A reasonable person would think that easing the strain on our energy infrastructure, bringing down consumer bills and protecting children’s health would be issues that had bipartisan support, yet Congress is considering a pair of bills that would ensure otherwise .

The so-called Save Our Gas Stoves Act and the Gas Stove Protection and Freedom Act would prevent federal agencies, such as the Department of Energy (DOE) and the Consumer Product Safety Commission, from issuing standards that protect the health and safety of consumers against the damage of gas stoves and save energy so as to reduce bills for consumers.

One of the bills was blocked by House Republicans during a vote on Tuesday, for political purposes beyond gas stoves, the other is on the agenda for today’s vote.

It seems clear from the headlines that the sponsors and advocates of the laws are more concerned with protecting fossil fuel appliances than with safeguarding consumers. Republicans say these laws are needed because (they argue) federal health and safety standards would effectively “ban” gas stoves. However, their stated premise is simply false.

One of the bills before the House today would prevent the DOE from finalizing energy efficiency standards for cooking appliances, as required by law. These standards would ensure that all new stoves on the market meet a basic level of efficiency, using less energy to run just as well. About half of the gas stoves on sale already meet the proposed energy efficiency standards. For those who don’t, DOE has found that simple design changes are enough to meet the requirements.

Through extensive research on the topic, the DOE estimates that the proposed stove standards would save U.S. consumers up to $1.7 billion and avoid approximately 22 million tons of carbon dioxide emissions over 30 years of sales.

And while no federal agency is attempting to take gas stoves away from anyone, the argument for limiting or phasing out their use in our homes and buildings is strong.

Studies show the picture is bleak when it comes to indoor air pollution from stoves. In addition to the main ingredient methane, the gas burned in those stoves contains 21 dangerous chemicals, many of which have been linked to cancer, according to a Harvard study. Cooking with gas also significantly increases the risk of asthma, especially for children.

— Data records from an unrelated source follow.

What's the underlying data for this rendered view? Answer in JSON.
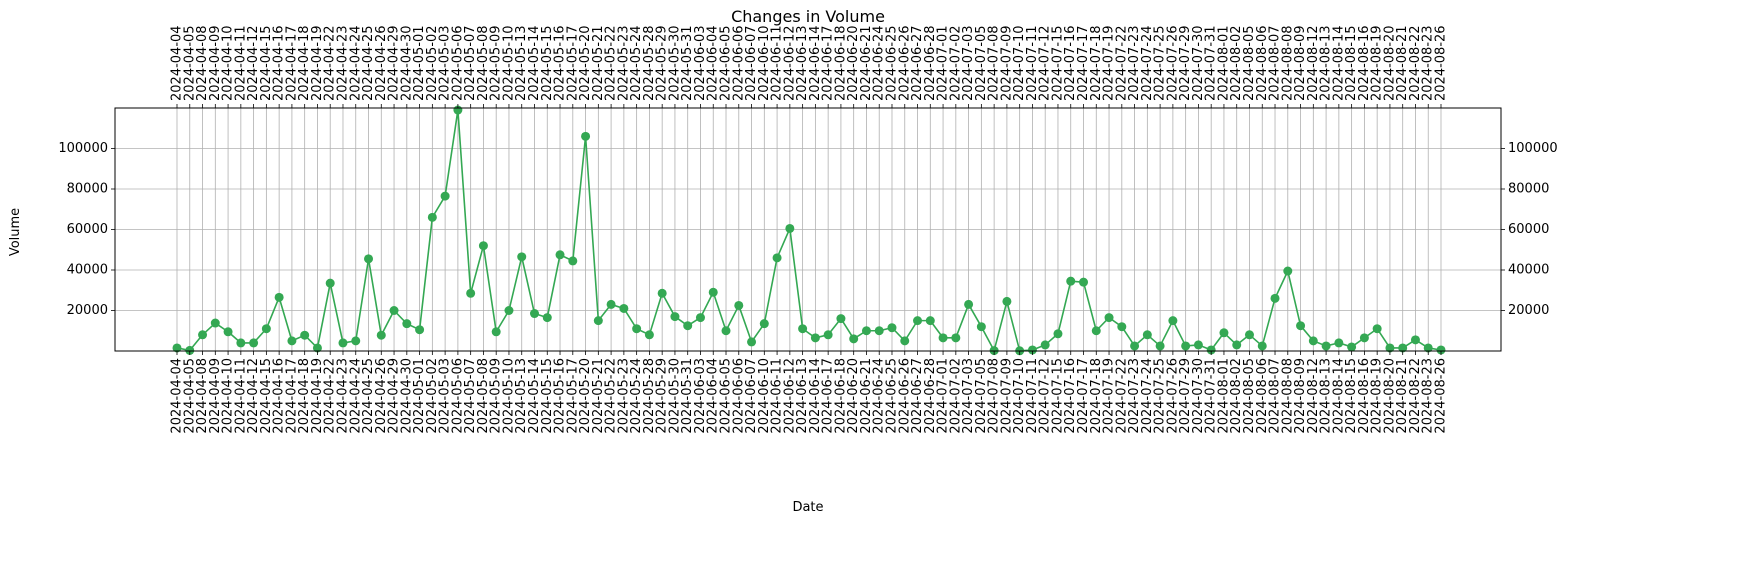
{
  "chart_data": {
    "type": "line",
    "title": "Changes in Volume",
    "xlabel": "Date",
    "ylabel": "Volume",
    "grid": true,
    "ylim": [
      0,
      120000
    ],
    "y_ticks": [
      20000,
      40000,
      60000,
      80000,
      100000
    ],
    "series": [
      {
        "color": "#34a853",
        "marker": "circle",
        "x": [
          "2024-04-04",
          "2024-04-05",
          "2024-04-08",
          "2024-04-09",
          "2024-04-10",
          "2024-04-11",
          "2024-04-12",
          "2024-04-15",
          "2024-04-16",
          "2024-04-17",
          "2024-04-18",
          "2024-04-19",
          "2024-04-22",
          "2024-04-23",
          "2024-04-24",
          "2024-04-25",
          "2024-04-26",
          "2024-04-29",
          "2024-04-30",
          "2024-05-01",
          "2024-05-02",
          "2024-05-03",
          "2024-05-06",
          "2024-05-07",
          "2024-05-08",
          "2024-05-09",
          "2024-05-10",
          "2024-05-13",
          "2024-05-14",
          "2024-05-15",
          "2024-05-16",
          "2024-05-17",
          "2024-05-20",
          "2024-05-21",
          "2024-05-22",
          "2024-05-23",
          "2024-05-24",
          "2024-05-28",
          "2024-05-29",
          "2024-05-30",
          "2024-05-31",
          "2024-06-03",
          "2024-06-04",
          "2024-06-05",
          "2024-06-06",
          "2024-06-07",
          "2024-06-10",
          "2024-06-11",
          "2024-06-12",
          "2024-06-13",
          "2024-06-14",
          "2024-06-17",
          "2024-06-18",
          "2024-06-20",
          "2024-06-21",
          "2024-06-24",
          "2024-06-25",
          "2024-06-26",
          "2024-06-27",
          "2024-06-28",
          "2024-07-01",
          "2024-07-02",
          "2024-07-03",
          "2024-07-05",
          "2024-07-08",
          "2024-07-09",
          "2024-07-10",
          "2024-07-11",
          "2024-07-12",
          "2024-07-15",
          "2024-07-16",
          "2024-07-17",
          "2024-07-18",
          "2024-07-19",
          "2024-07-22",
          "2024-07-23",
          "2024-07-24",
          "2024-07-25",
          "2024-07-26",
          "2024-07-29",
          "2024-07-30",
          "2024-07-31",
          "2024-08-01",
          "2024-08-02",
          "2024-08-05",
          "2024-08-06",
          "2024-08-07",
          "2024-08-08",
          "2024-08-09",
          "2024-08-12",
          "2024-08-13",
          "2024-08-14",
          "2024-08-15",
          "2024-08-16",
          "2024-08-19",
          "2024-08-20",
          "2024-08-21",
          "2024-08-22",
          "2024-08-23",
          "2024-08-26"
        ],
        "values": [
          1500,
          300,
          8000,
          13800,
          9500,
          4000,
          4000,
          11000,
          26500,
          5000,
          7800,
          1500,
          33500,
          4000,
          5000,
          45500,
          7800,
          20000,
          13500,
          10500,
          66000,
          76500,
          119000,
          28500,
          52000,
          9500,
          20000,
          46500,
          18500,
          16500,
          47500,
          44500,
          106000,
          15000,
          23000,
          21000,
          11000,
          8000,
          28500,
          17000,
          12500,
          16500,
          29000,
          10000,
          22500,
          4500,
          13500,
          46000,
          60500,
          11000,
          6500,
          8000,
          16000,
          6000,
          10000,
          10000,
          11500,
          5000,
          15000,
          15000,
          6500,
          6500,
          23000,
          12000,
          200,
          24500,
          100,
          500,
          3000,
          8500,
          34500,
          34000,
          10000,
          16500,
          12000,
          2500,
          8000,
          2500,
          15000,
          2500,
          3000,
          500,
          9000,
          3000,
          8000,
          2500,
          26000,
          39500,
          12500,
          5000,
          2500,
          4000,
          2000,
          6500,
          11000,
          1500,
          1500,
          5500,
          1500,
          500
        ]
      }
    ]
  }
}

Evidence shows that homes with gas stoves have concentrations of nitrogen dioxide, or NO2, that are between 50% and over 400% higher than homes with electric stoves. The Environmental Protection Agency has detailed abundant evidence linking NO2 to cardiovascular effects, respiratory failure, diabetes, adverse birth outcomes, cancer and premature death, with increased risks for children, people with asthma and the elderly.

Additionally, gas stoves and other appliances that burn fossil fuels, such as furnaces and water heaters, are significant sources of outdoor air pollution. Unlike other sectors of the economy, however, there are no substantial federal regulations limiting emissions from residential and commercial buildings, even though these sectors now account for about 40% of the nation’s total energy use and 14% of its emissions. net of greenhouse gases, with 79 million US buildings burning fossil fuels, according to our analysis of data from the US Energy Information Administration.

Moving to pollution-free homes with appliances powered by electricity, which increasingly comes from renewable resources, will improve air quality both indoors and out and protect public health. It will also save consumers money on their energy bills.

Building new homes with electrical appliances that run on renewable energy is almost always less expensive than building homes with polluting appliances that run on fossil fuels. And, while there is upfront spending on new appliances, the Inflation Reduction Act (IRA) aims to reduce those costs for consumers of all income levels, by offering point-of-sale discounts and tax credits for appliances and other home updates that may be needed to accommodate those changes, such as new electrical breaker boxes or better weathering.

While the gas industry has worked for decades to build a sentimental attachment to gas stoves, the current generation of electric appliances simply leaves appliances that burn fossil fuels in the dust. An induction stove can boil water in less than 3 minutes and allows for greater temperature control, while electric heat pumps provide space and water heating and cooling. And, as new technologies become more widely available and more affordable with IRA financial incentives, the benefits of electrification will only grow.

This boils down (excuse the pun) to one thing: Republicans in Congress are more concerned with winning a battle in the culture war instead of protecting consumers, reducing energy bills, safeguarding public health, and improving reliability. Any member of Congress who supports people over appliances should vote no to these bills when they hit the floor this week.

Jessica Tritsch is the director of the Sierra Club’s buildings electrification campaign.